# Fault Code



## stas92 (Nov 18, 2011)

When by Autozone to run a scan on the check engine light. Code they gave me is P117A. Anyone know what it is?


----------



## Dronks (Jun 7, 2011)

Never heard of that code or any code starting with an "A" for that matter. I'd try a different place or buy your own scanner.

Did they give you a definition for the code?


----------



## stas92 (Nov 18, 2011)

Dronks said:


> Never heard of that code or any code starting with an "A" for that matter. I'd try a different place or buy your own scanner.
> 
> Did they give you a definition for the code?
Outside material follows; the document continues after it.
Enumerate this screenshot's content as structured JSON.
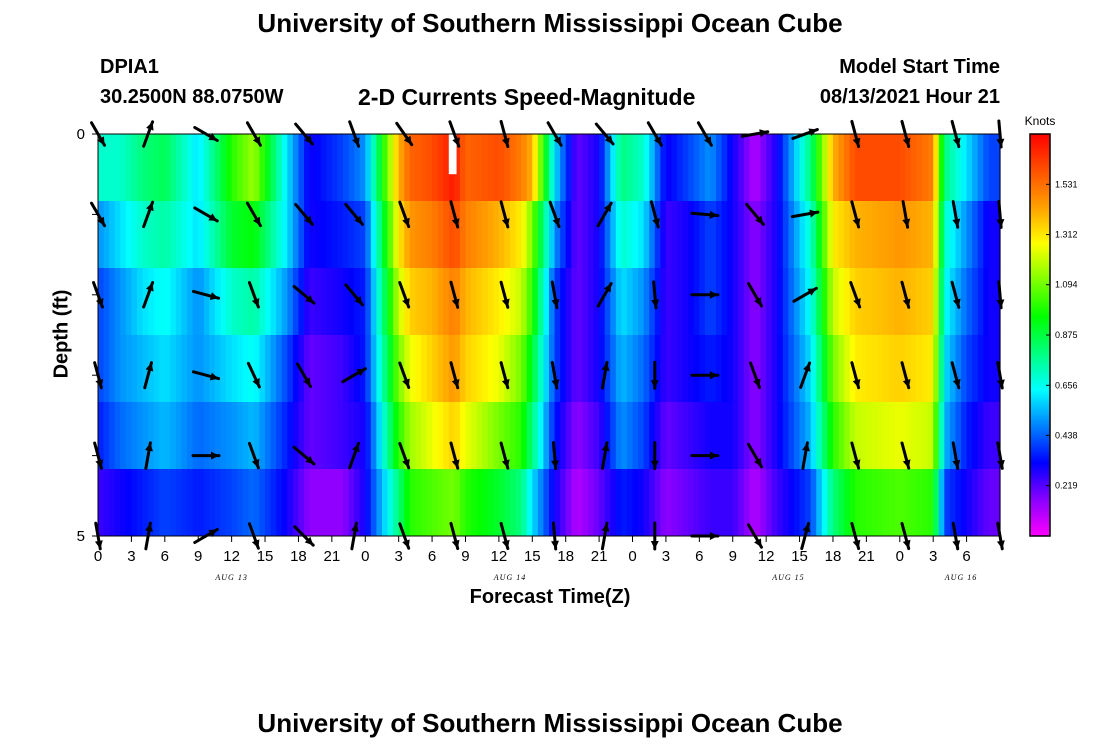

Oh sorry about that. i meant P117A


----------



## mkv90 (Mar 25, 2011)

http://www.bentleypublishers.com/tech/vw/vw.dtc.table.htm 

Hope this helps


----------



## stas92 (Nov 18, 2011)

Yea saw that table. That's why I'm all confused, maybe he read the code wrong. or I heard A instead of 8. Hopefully could get a hold of vagcom tonight.


----------



## cbs_24 (May 21, 2011)

stas92 said:


> Yea saw that table. That's why I'm all confused, maybe he read the code wrong. or I heard A instead of 8. Hopefully could get a hold of vagcom tonight.



just go back up there and have them run it again.


----------



## stas92 (Nov 18, 2011)

Is it possible for the sensor right after the cat to be triggered due to increased airflow of my catback? Should I give 42dd O2 spacer a try?


----------



## [email protected] (Aug 18, 2011)

stas92 said:


> Is it possible for the sensor right after the cat to be triggered due to increased airflow of my catback? Should I give 42dd O2 spacer a try?


Increased flow post-cat would not have an affect on the rear o2 sensor. 
If you removed the cat, or added a high-flow cat, you would throw a catalytic inefficiency code.


----------